Until the Revolutionary War the Iroquois had been friends of our fathers against the French in Canada, with whom the Algonquin Indians had acted as allies. How did it come to pass that the Iroquois turned to be our enemies? Lifting up the hatchet and scalping knife against us, they left at Cherry Valley, and Wyoming, great blood spots, and along the frontier a line of fire and death. To answer this question, we must go back more than a century and a half. At that time the North American continent was divided between two quite different sorts of Indians, the Five Nations of the Iroquois, who were united in a confederacy, and the much more numerous Algonquins, who lived all around them.

In 1609, two men, each representing a different civilization, penetrated the inland waters of America. Henry Hudson, an English captain in a Dutch ship and with a Dutch crew, sailed up the river that now bears his name and made the friendly acquaintance of the tribes of Northern New York. Samuel Champlain, from France, came down the lake that bears his name, acting not only as friend, but as ally to the Algonquins, who were ever at war with the Iroquois. The boundary line between these two kinds of Indians was drawn at Rock Regio, in Lake Champlain, near Burlington, Vermont.

It happened at this time that hostile parties from the North and South were out seeking each other. Dressed in bark armor, with bows and arrows, and stone hatchets, they met in combat, not in ambush, but in the open field.

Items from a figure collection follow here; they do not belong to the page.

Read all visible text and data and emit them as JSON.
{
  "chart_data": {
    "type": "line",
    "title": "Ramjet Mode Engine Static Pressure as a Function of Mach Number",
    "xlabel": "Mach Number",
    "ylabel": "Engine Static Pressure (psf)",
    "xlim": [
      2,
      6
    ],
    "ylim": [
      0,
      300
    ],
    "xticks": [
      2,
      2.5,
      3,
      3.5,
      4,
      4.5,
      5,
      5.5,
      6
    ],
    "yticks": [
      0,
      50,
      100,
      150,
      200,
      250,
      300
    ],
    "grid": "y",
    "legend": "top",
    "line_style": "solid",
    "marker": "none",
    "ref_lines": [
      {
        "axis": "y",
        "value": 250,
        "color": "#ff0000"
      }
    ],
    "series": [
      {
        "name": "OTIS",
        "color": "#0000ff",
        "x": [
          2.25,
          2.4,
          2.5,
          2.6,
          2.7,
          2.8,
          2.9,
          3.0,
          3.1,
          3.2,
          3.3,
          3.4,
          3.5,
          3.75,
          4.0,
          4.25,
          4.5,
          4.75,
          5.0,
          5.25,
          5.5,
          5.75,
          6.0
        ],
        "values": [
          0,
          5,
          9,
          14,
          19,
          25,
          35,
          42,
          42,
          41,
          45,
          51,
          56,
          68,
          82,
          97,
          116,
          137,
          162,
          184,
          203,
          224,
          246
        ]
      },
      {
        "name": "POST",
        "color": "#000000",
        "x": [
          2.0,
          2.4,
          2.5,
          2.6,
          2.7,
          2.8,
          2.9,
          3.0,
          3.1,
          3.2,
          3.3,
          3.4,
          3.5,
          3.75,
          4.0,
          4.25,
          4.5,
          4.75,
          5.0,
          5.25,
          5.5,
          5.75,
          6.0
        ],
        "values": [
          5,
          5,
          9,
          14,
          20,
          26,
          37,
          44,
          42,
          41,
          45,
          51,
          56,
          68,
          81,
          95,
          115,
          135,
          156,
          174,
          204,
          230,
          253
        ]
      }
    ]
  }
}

The Frenchmen, taking sides with the Algonquins, killed several Iroquois with their firearms. Forthwith, vowing vengeance against these white men who had interfered, the Indians of the South resolved to seek Dutch aid. A few years later they appeared at Fort Orange, near Albany, bringing their beaver and other skins in exchange for arms and ammunition. Thus armed, they were able to go forth on equal terms with the Algonquins to the slaughter of the French and their allies. With them the age of stone was over and the new era of iron and gunpowder had come.